Ainda no ano passado, MSB, aqui em conluio com o seu "gémeo político" Mohammed bin Zayed, o príncipe herdeiro dos Emirados Árabes Unidos, anunciou um bloqueio ao Qatar, um pequeníssimo Estado do Golfo, com a intenção aberta de derrubar o seu rei. Valeu então a intervenção esclarecida da América, que pôs fim ao golpe económico.
Antes disso, e já a durar há quatro anos, existe a intervenção militar liderada por MBS no Iémen, de novo ostensivamente orquestrada com o príncipe dos Emirados, contra supostas "marionetas do Irão" no país. A campanha é simples: bombardeamentos indiscriminados com armas americanas cujo saldo soma, até agora, quase 20 mil civis mortos e um país que está à beira "da pior fome no mundo em 100 anos", segundo a ONU.
A manifestação mais amplamente divulgada da veia despótica de MBS, como aponta a "The New Yorker", faz um ano agora em novembro, quando o príncipe mandou reter no Ritz-Carlton de Riade 500 membros da família real saudita até que eles aceitassem ceder partes substanciais das suas fortunas. Não houve acusação legal, advogados ou julgamento - só uma massiva extorsão. Um desses milionários afetados era o príncipe Alwaleed Bin Talal, ex-acionista maioritário da 21st Century Fox, de Robert Murdoch, e investidor no negócio de parques temáticos da Disney na Europa.
Perante isto, as suas extravagâncias de milionário são notas de rodapé.

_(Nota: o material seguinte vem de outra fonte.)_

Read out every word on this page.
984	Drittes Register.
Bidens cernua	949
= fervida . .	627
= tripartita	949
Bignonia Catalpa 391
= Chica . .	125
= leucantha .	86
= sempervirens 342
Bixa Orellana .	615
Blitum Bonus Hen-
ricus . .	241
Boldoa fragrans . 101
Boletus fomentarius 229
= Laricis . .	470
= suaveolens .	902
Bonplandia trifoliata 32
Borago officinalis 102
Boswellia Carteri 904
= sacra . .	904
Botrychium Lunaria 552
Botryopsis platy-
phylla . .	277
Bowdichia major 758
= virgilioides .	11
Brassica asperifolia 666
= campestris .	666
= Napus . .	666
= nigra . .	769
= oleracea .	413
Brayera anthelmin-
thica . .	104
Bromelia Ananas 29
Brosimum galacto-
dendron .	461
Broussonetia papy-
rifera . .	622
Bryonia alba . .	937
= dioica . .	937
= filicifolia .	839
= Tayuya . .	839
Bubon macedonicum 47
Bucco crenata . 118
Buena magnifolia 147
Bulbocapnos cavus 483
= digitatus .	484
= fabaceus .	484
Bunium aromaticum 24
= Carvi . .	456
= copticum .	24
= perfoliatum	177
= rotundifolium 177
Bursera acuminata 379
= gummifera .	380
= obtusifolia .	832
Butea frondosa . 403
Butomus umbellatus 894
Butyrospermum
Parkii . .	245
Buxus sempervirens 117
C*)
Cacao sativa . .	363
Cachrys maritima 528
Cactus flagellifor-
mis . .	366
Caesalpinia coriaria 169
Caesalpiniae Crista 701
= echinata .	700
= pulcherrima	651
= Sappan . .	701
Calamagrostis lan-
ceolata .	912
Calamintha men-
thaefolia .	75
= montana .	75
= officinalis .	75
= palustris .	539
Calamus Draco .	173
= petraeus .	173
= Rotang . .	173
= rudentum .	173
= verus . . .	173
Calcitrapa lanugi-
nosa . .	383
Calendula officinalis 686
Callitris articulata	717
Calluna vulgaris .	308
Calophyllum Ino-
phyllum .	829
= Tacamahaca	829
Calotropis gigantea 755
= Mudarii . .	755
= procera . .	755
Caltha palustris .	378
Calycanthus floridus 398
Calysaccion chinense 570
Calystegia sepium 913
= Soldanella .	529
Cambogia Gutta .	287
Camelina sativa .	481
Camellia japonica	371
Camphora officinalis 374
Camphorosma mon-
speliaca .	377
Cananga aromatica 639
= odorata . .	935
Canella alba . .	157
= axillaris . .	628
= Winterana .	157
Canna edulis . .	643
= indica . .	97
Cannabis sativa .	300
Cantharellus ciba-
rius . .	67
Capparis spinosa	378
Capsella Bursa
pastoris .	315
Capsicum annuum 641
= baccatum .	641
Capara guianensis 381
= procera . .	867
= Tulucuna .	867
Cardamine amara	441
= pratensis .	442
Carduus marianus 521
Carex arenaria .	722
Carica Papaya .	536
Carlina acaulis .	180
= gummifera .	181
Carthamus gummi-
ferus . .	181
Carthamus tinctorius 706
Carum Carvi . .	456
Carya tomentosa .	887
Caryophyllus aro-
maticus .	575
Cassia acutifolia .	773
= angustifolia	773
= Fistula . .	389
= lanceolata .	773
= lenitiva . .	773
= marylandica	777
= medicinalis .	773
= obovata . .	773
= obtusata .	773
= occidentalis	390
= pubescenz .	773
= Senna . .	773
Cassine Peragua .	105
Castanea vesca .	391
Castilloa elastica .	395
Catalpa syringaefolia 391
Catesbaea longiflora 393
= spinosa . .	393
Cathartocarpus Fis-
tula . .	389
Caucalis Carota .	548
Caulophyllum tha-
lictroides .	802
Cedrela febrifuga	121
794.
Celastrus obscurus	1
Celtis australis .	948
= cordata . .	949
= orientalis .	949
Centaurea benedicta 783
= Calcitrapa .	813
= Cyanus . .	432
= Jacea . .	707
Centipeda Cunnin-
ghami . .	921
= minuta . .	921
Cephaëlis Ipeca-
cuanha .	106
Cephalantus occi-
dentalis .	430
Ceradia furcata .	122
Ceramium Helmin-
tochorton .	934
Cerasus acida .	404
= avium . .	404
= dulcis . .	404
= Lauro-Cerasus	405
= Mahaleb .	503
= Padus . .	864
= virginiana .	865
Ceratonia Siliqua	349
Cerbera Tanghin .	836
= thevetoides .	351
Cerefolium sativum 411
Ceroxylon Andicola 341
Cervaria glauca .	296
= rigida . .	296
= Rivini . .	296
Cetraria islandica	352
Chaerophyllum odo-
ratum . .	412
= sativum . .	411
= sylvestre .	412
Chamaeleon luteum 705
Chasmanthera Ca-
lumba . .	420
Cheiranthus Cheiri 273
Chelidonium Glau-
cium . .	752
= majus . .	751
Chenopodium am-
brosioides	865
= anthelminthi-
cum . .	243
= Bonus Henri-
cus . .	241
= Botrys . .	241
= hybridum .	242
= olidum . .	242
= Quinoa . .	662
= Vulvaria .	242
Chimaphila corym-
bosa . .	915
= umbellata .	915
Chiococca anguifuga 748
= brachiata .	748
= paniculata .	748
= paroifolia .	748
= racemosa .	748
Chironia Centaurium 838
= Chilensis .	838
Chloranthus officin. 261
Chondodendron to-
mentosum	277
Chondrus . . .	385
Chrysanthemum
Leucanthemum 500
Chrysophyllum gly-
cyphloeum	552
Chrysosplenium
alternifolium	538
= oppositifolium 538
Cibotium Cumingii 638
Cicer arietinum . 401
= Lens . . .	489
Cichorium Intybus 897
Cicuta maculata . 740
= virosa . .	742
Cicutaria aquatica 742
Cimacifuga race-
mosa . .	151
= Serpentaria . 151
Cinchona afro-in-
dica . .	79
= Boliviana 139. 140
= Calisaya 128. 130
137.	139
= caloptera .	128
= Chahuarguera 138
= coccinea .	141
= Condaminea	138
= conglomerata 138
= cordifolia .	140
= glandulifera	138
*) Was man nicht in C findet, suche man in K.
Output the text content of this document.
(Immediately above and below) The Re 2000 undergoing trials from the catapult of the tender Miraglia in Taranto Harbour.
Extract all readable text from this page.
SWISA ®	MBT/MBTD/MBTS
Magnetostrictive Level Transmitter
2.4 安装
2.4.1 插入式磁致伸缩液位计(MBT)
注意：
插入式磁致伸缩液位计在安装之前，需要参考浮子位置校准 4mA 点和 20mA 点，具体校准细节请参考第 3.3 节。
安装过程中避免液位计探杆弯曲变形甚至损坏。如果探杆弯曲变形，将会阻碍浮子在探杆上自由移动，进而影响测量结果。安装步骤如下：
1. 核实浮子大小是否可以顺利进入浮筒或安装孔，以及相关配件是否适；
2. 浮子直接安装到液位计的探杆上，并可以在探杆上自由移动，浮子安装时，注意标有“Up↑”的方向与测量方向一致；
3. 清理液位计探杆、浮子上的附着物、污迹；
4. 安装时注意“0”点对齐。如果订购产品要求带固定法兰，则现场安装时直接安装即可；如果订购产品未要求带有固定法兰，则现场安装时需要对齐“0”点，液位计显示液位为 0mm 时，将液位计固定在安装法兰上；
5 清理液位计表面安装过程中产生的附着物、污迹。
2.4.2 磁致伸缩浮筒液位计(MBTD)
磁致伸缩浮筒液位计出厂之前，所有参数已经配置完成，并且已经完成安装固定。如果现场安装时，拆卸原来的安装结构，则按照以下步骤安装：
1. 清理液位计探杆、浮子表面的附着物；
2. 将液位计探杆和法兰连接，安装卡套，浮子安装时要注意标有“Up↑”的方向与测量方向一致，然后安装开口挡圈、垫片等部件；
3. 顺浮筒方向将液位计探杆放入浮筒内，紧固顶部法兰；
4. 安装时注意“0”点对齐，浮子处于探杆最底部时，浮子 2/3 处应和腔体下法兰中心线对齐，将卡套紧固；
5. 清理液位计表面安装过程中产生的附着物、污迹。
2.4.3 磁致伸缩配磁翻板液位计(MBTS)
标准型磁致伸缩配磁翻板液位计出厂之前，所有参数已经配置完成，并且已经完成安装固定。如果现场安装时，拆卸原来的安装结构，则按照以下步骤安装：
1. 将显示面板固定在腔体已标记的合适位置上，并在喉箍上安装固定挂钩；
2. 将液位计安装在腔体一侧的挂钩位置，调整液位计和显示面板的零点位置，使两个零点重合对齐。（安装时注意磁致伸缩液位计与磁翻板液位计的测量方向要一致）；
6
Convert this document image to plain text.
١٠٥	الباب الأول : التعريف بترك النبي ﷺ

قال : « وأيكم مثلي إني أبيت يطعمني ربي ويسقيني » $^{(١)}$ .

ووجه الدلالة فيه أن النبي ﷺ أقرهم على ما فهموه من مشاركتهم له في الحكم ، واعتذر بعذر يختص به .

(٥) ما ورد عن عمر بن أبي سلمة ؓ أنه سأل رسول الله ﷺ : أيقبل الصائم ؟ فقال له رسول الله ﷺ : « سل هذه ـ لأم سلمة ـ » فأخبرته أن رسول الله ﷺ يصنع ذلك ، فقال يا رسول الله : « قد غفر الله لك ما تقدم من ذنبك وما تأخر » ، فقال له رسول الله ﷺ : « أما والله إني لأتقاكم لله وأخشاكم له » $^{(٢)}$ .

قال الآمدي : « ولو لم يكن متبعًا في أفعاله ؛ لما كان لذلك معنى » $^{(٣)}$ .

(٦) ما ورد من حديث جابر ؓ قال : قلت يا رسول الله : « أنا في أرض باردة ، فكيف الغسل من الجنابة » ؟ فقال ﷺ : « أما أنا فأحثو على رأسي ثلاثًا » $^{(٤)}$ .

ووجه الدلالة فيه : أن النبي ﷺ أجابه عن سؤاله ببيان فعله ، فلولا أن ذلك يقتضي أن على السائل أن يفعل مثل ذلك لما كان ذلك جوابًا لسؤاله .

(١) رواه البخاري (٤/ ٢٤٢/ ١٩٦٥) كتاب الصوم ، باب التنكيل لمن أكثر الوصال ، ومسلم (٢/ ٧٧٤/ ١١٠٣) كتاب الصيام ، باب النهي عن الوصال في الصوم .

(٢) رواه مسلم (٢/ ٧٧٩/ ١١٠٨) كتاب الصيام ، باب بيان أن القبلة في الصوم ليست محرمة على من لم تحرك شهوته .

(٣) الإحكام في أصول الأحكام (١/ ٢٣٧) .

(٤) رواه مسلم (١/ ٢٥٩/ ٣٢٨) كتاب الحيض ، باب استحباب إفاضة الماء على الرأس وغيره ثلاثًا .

Aponta, de novo, a "The New Yorker": em 2015, de férias no sul da França, comprou o iate de um magnata russo de vodka por 550 milhões de dólares; comprou também um castelo a oeste de Paris, com cinema e um fosso com uma câmara de vidro submersa para ver carpas; e em 2017, MBS despendeu 450 milhões de dólares em "Salvator Mundi", o retrato que Da Vinci fez de Jesus Cristo, para exibir na nova filial do Museu Louvre de Abu Dhabi, feudo do seu "gémeo siamês" e companheiro de subversões, o príncipe Mohammed bin Zayed, agora conhecido como MBZ.